Nascida em Foz do Iguaçu (PR), ela se mudou com o marido para Marabá em 1983, para vender roupas aos mineradores que então chegavam aos montes. Teve filhos e netos na cidade e hoje é dona de uma lanchonete em sua rua mais valorizada, na orla do rio Tocantins. Barakad diz ser favorável à criação do Estado de Carajás porque, segundo ela, o governo em Belém não tem condições sequer de gerir a região no seu entorno. "O que Belém fez pelo seu desenvolvimento até hoje? Nada, e não quer que o resto do Pará faça".


Filão de ouro
Morador de Marabá desde 1988, o paulista Donizete Coelho, 56 anos, concorda e exalta o potencial econômico da região. "Aqui é uma terra ótima, um filão de ouro para quem quer trabalhar", diz. "Separando ou não, essa região deslancha." Coelho chegou a Marabá com o pai e cinco irmãos. Trabalhou na mineração e montou uma fazenda com a família.
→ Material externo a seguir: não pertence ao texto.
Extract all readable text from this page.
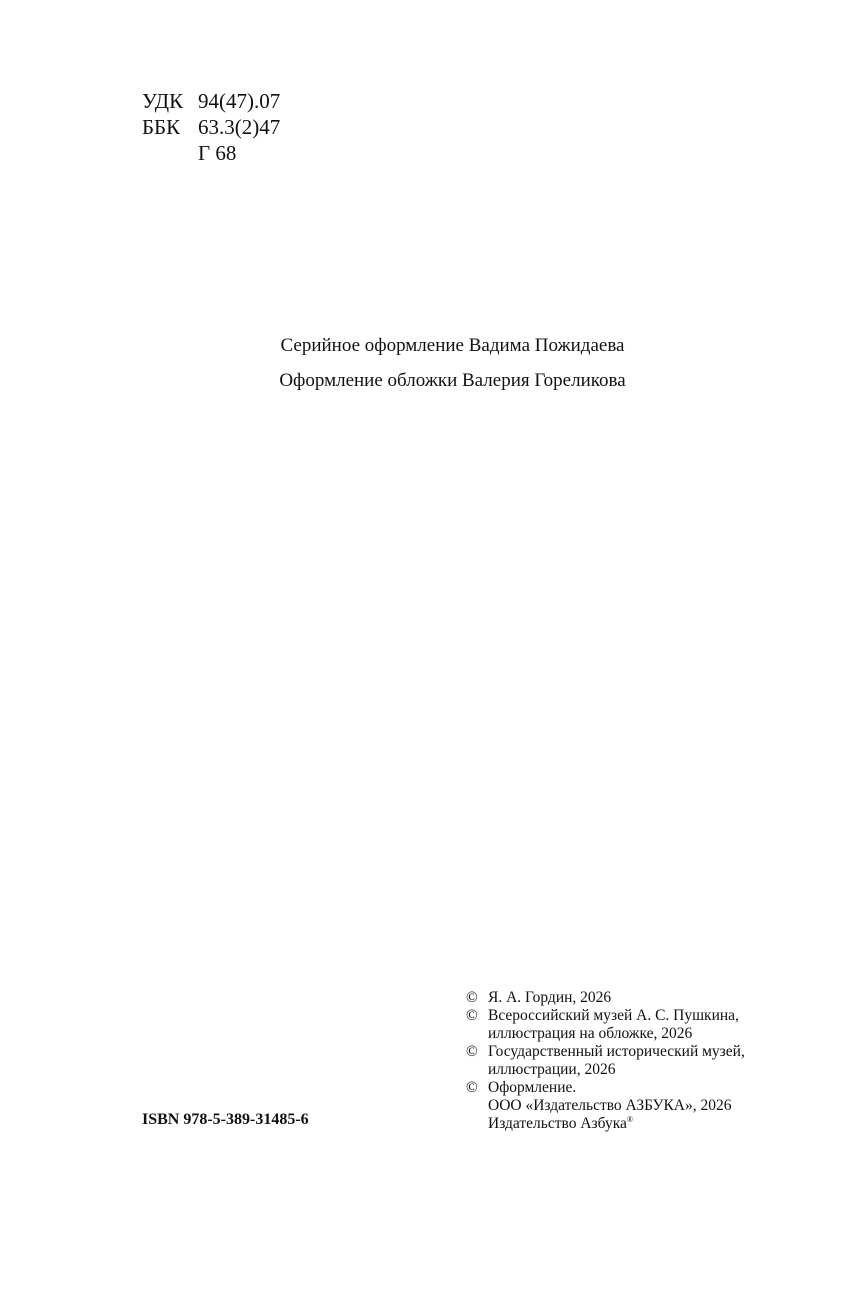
УДК 94(47).07
ББК 63.3(2)47
Г 68
Серийное оформление Вадима Пожидаева
Оформление обложки Валерия Гореликова
ISBN 978-5-389-31485-6
© Я. А. Гордин, 2026
© Всероссийский музей А. С. Пушкина,
иллюстрация на обложке, 2026
© Государственный исторический музей,
иллюстрации, 2026
© Оформление.
ООО «Издательство АЗБУКА», 2026
Издательство Азбука®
Segundo ele, a propriedade era tão lucrativa que até atraiu a atenção de autoridades, receosas de que a família estivesse envolvida em ilegalidades.
Hoje, dissipadas as suspeitas, diz ter construído um patrimônio milionário, sobretudo com investimentos no mercado imobiliário e em um açougue. E não pretende voltar a São Paulo. "Esta é a minha terra de coração. Só saio daqui morto ou se for da vontade de Deus".